WHICH IS to say: it is the government’s defense of her, more even than the minister’s misconduct, that is now the issue. Ministers in any government will screw up from time to time. Some will even lie. That is fallible humanity. But when they are caught, when the jig is up, when there are no longer any lies to be told, it is to be expected — it has always been expected — that consequences should follow. At the least, one could expect the government to acknowledge that what she did was wrong — or at the very least, to acknowledge that she did it.

If it then tried to keep her on, arguing that the sin was not so great as to warrant a resignation, that would be objectionable enough, and a denial of all previous precedent. But it would at least be a tacit concession that ministers should not lie to Parliament. If it had tried to pretend there were some doubt about what she had done, that would be graver still, since it would be to deny facts that were not capable of dispute, and thus to cast into doubt the very possibility of fact and evidence as guides to public debate. But just to ignore the charge altogether, to carry on as if nothing had happened, takes us into the kingdom of dada.
- Alex Himelfarb's post on the shifting of the Overton Window is well worth a read. But I have to wonder whether his conclusion matches his analysis: if it's true that the most substantial impact of the right's well-funded push over the past few decades has been to shift the terms of political debate, isn't it more important to develop and amplify a competing narrative than to spend time and energy denouncing the current one?

- Finally, Stuart Thomson makes a good point about the Cons' targeted political stimulus which looks to be worth some follow-up on the national level:
A year after the Citizen published its stimulus story, it occurred to me that maybe 30 smaller, $1 million projects were more effective than a single $30 million project. Maybe even 30 times more effective.

The government would seem to agree. Re-sorting my stimulus spreadsheet by the number of projects, rather than the amount of money spent, produced some startling results.

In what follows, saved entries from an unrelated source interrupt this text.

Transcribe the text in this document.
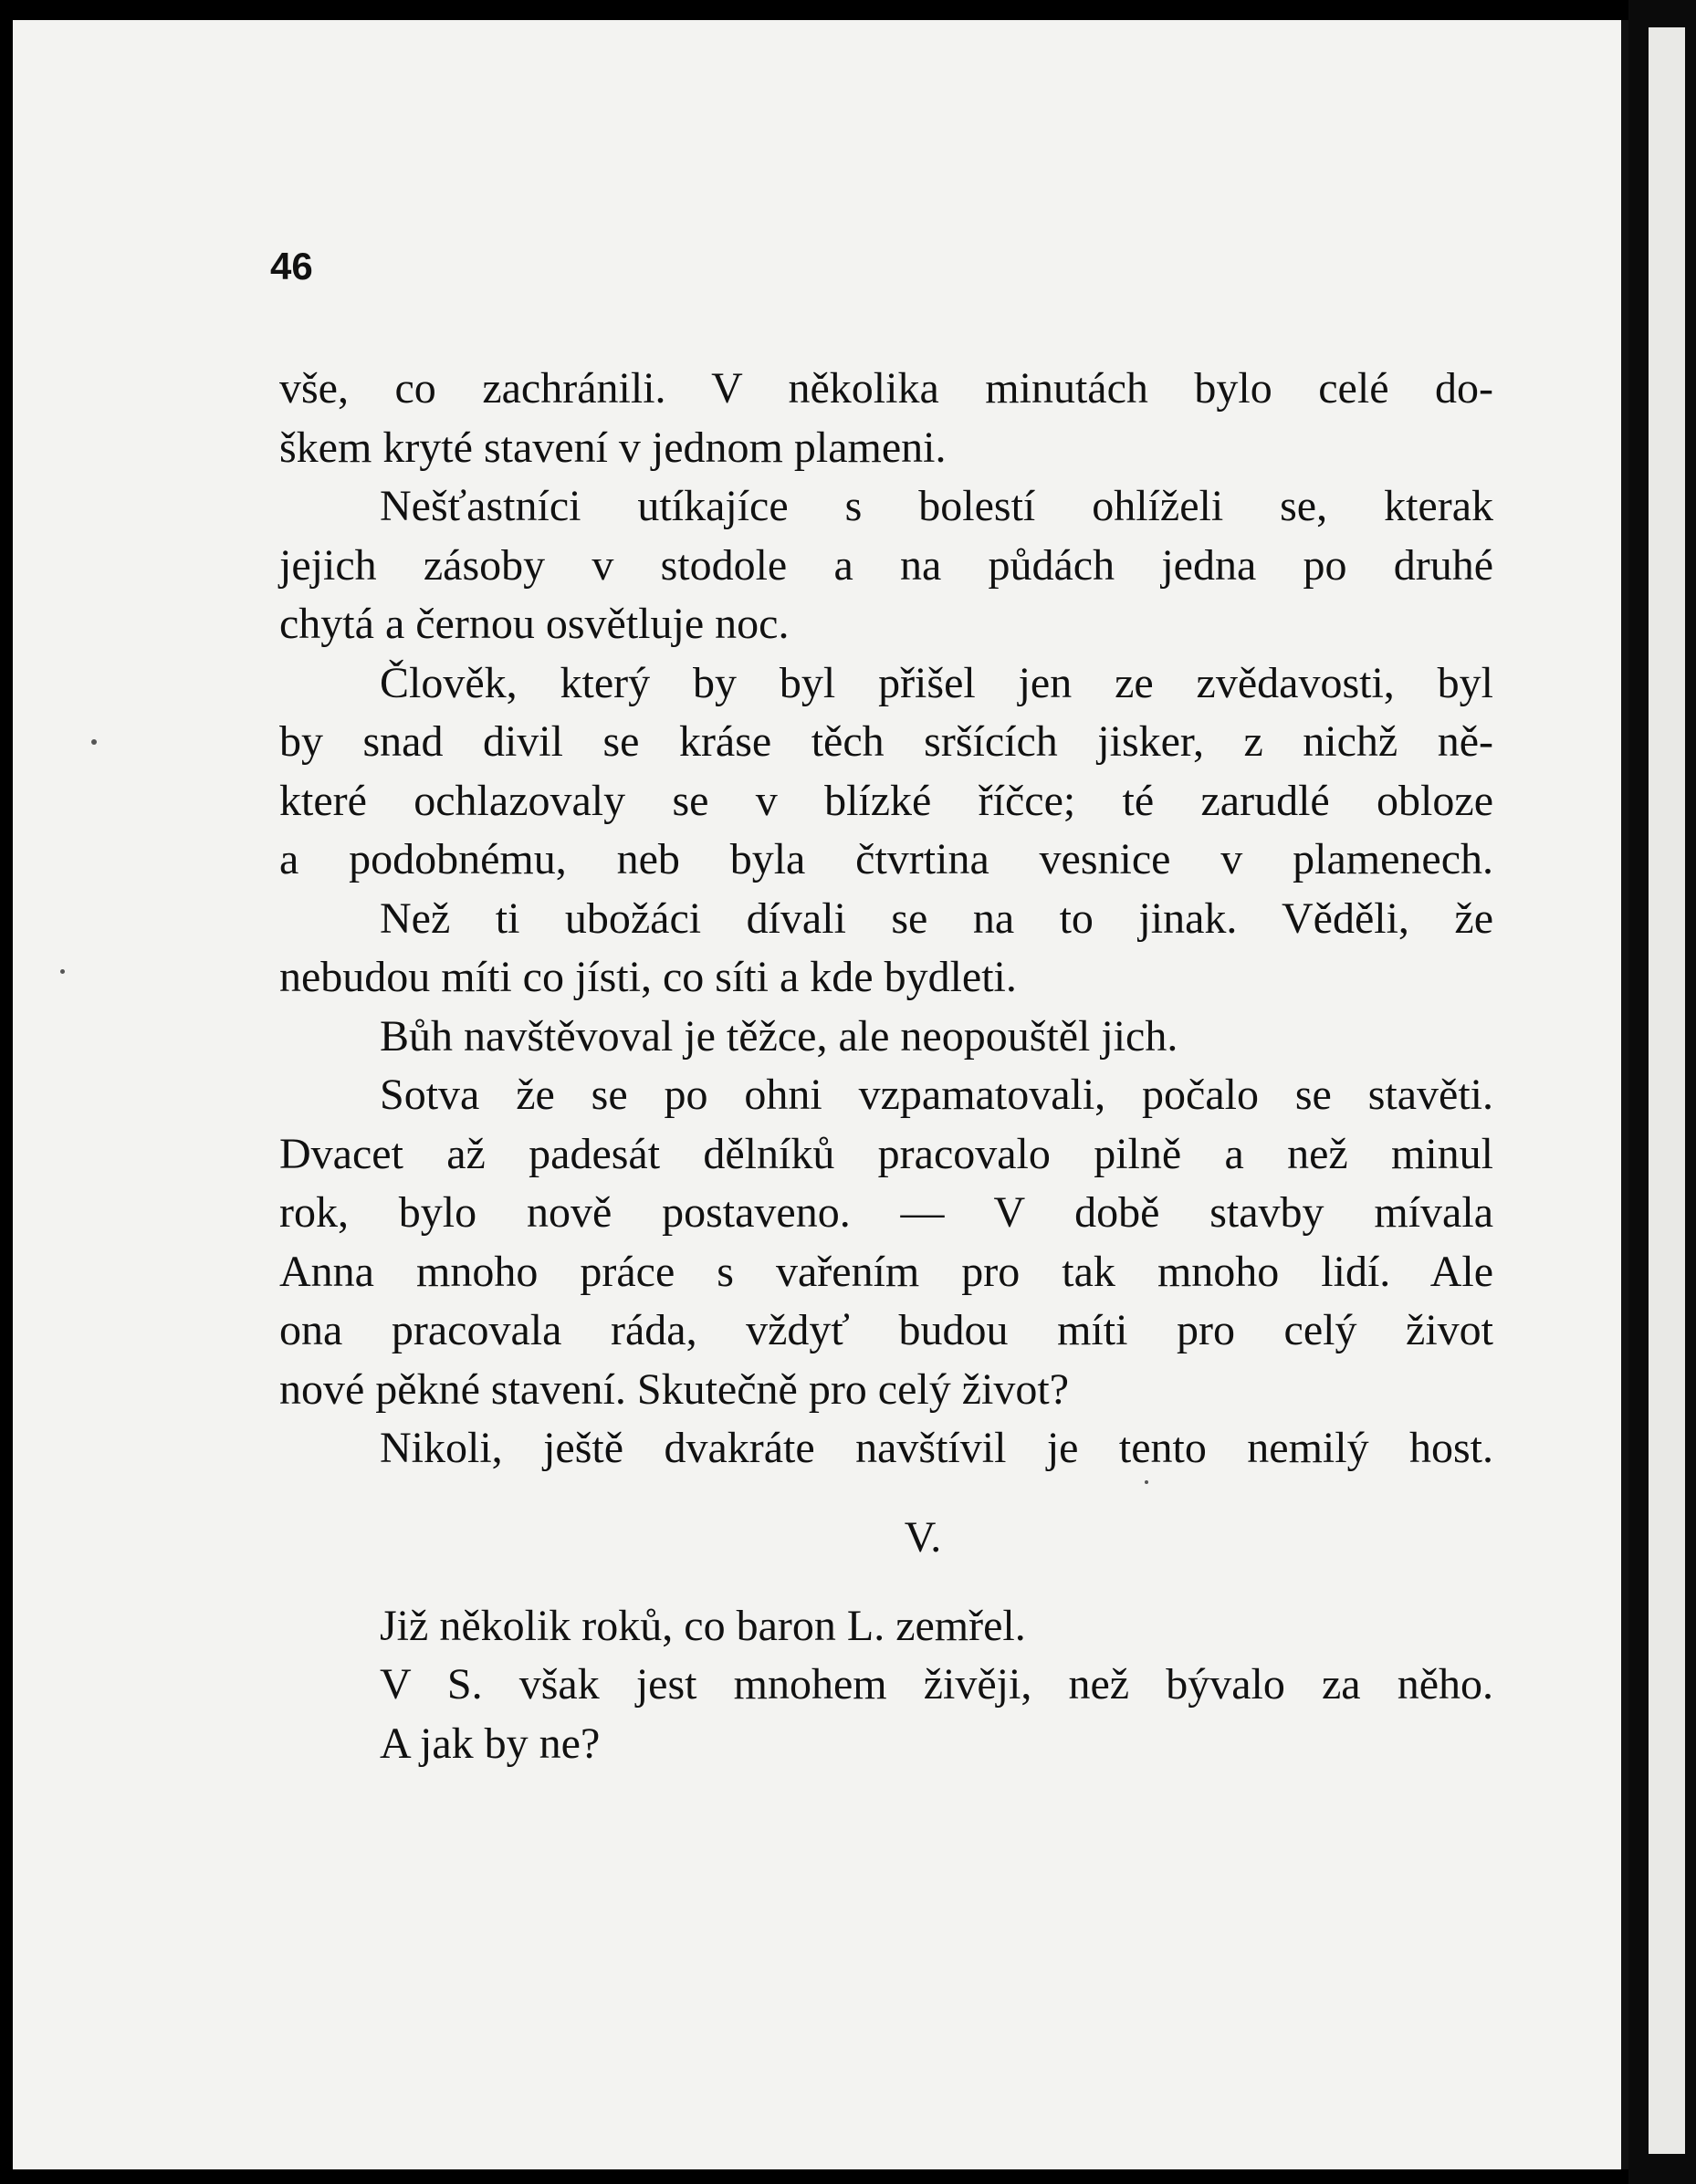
46
vše, co zachránili. V několika minutách bylo celé do-
škem kryté stavení v jednom plameni.
Nešťastníci utíkajíce s bolestí ohlíželi se, kterak
jejich zásoby v stodole a na půdách jedna po druhé
chytá a černou osvětluje noc.
Člověk, který by byl přišel jen ze zvědavosti, byl
by snad divil se kráse těch sršících jisker, z nichž ně-
které ochlazovaly se v blízké říčce; té zarudlé obloze
a podobnému, neb byla čtvrtina vesnice v plamenech.
Než ti ubožáci dívali se na to jinak. Věděli, že
nebudou míti co jísti, co síti a kde bydleti.
Bůh navštěvoval je těžce, ale neopouštěl jich.
Sotva že se po ohni vzpamatovali, počalo se stavěti.
Dvacet až padesát dělníků pracovalo pilně a než minul
rok, bylo nově postaveno. — V době stavby mívala
Anna mnoho práce s vařením pro tak mnoho lidí. Ale
ona pracovala ráda, vždyť budou míti pro celý život
nové pěkné stavení. Skutečně pro celý život?
Nikoli, ještě dvakráte navštívil je tento nemilý host.
V.
Již několik roků, co baron L. zemřel.
V S. však jest mnohem živěji, než bývalo za něho.
A jak by ne?
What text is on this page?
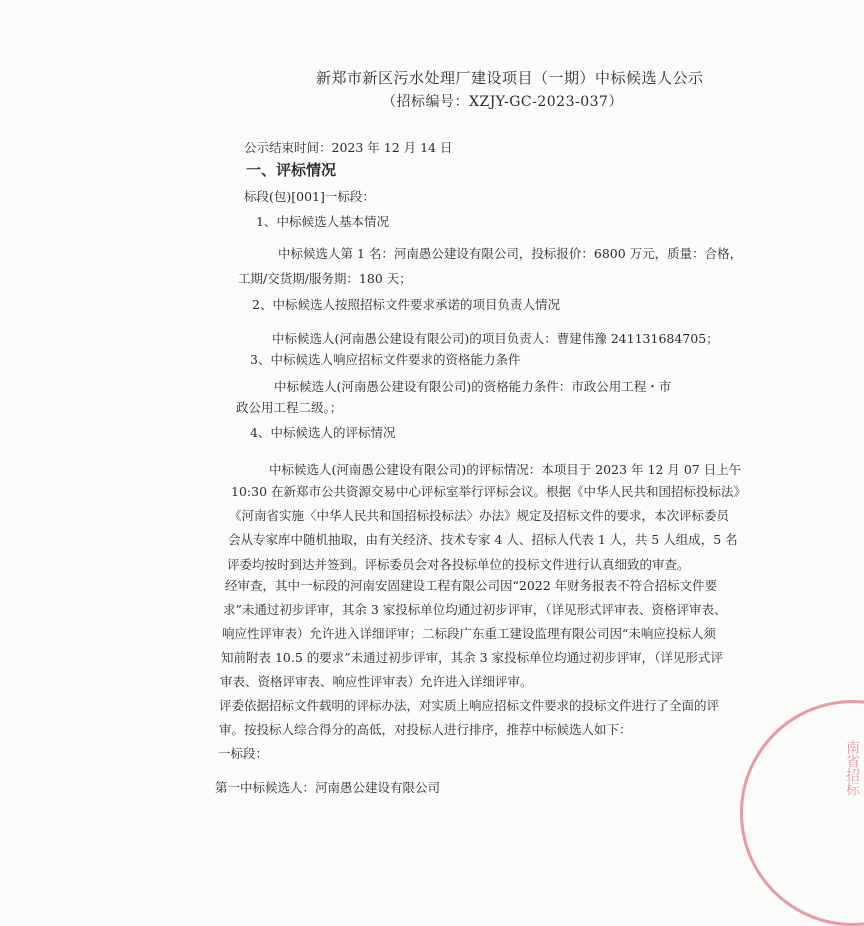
新郑市新区污水处理厂建设项目（一期）中标候选人公示
（招标编号：XZJY-GC-2023-037）
公示结束时间：2023 年 12 月 14 日
一、评标情况
标段(包)[001]一标段：
1、中标候选人基本情况
中标候选人第 1 名：河南愚公建设有限公司，投标报价：6800 万元，质量：合格，
工期/交货期/服务期：180 天；
2、中标候选人按照招标文件要求承诺的项目负责人情况
中标候选人(河南愚公建设有限公司)的项目负责人：曹建伟豫 241131684705；
3、中标候选人响应招标文件要求的资格能力条件
中标候选人(河南愚公建设有限公司)的资格能力条件：市政公用工程・市
政公用工程二级。；
4、中标候选人的评标情况
中标候选人(河南愚公建设有限公司)的评标情况：本项目于 2023 年 12 月 07 日上午
10:30 在新郑市公共资源交易中心评标室举行评标会议。根据《中华人民共和国招标投标法》
《河南省实施〈中华人民共和国招标投标法〉办法》规定及招标文件的要求，本次评标委员
会从专家库中随机抽取，由有关经济、技术专家 4 人、招标人代表 1 人，共 5 人组成，5 名
评委均按时到达并签到。评标委员会对各投标单位的投标文件进行认真细致的审查。
经审查，其中一标段的河南安固建设工程有限公司因“2022 年财务报表不符合招标文件要
求”未通过初步评审，其余 3 家投标单位均通过初步评审，（详见形式评审表、资格评审表、
响应性评审表）允许进入详细评审；二标段广东重工建设监理有限公司因“未响应投标人须
知前附表 10.5 的要求”未通过初步评审，其余 3 家投标单位均通过初步评审，（详见形式评
审表、资格评审表、响应性评审表）允许进入详细评审。
评委依据招标文件载明的评标办法，对实质上响应招标文件要求的投标文件进行了全面的评
审。按投标人综合得分的高低，对投标人进行排序，推荐中标候选人如下：
一标段：
第一中标候选人：河南愚公建设有限公司	南省招标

Vaughan, the so-called battleground riding that recently switched from Liberal red to Tory blue, received funding for a whopping 136 projects. That’s 136 billboards for the government. It’s at the top of the list for all of Canada, but that doesn’t even begin to tell the story. It has 60 more stimulus projects than the second-place riding. It has more than six times the average for Ontario. If you look at the results on a bar graph, Vaughan shoots into the sky, towering above every other riding. It looks not unlike the Toronto skyline, with the bar representing Vaughan mimicking the CN Tower.

Perhaps it’s a coincidence, but the second riding on the list also tells a story: Algoma-Manitoulin-Kapuskasing, home of NDP MP Carol Hughes, who found herself high on a Conservative hit-list after she voted to scrap the gun registry. She changed her vote, but not before attracting a series of attack ads.

How do you tell if a riding like Hughes’ is coveted by the Conservatives? Look around at the 76 stimulus signs dotting the landscape. It’ll tell you all you need to know.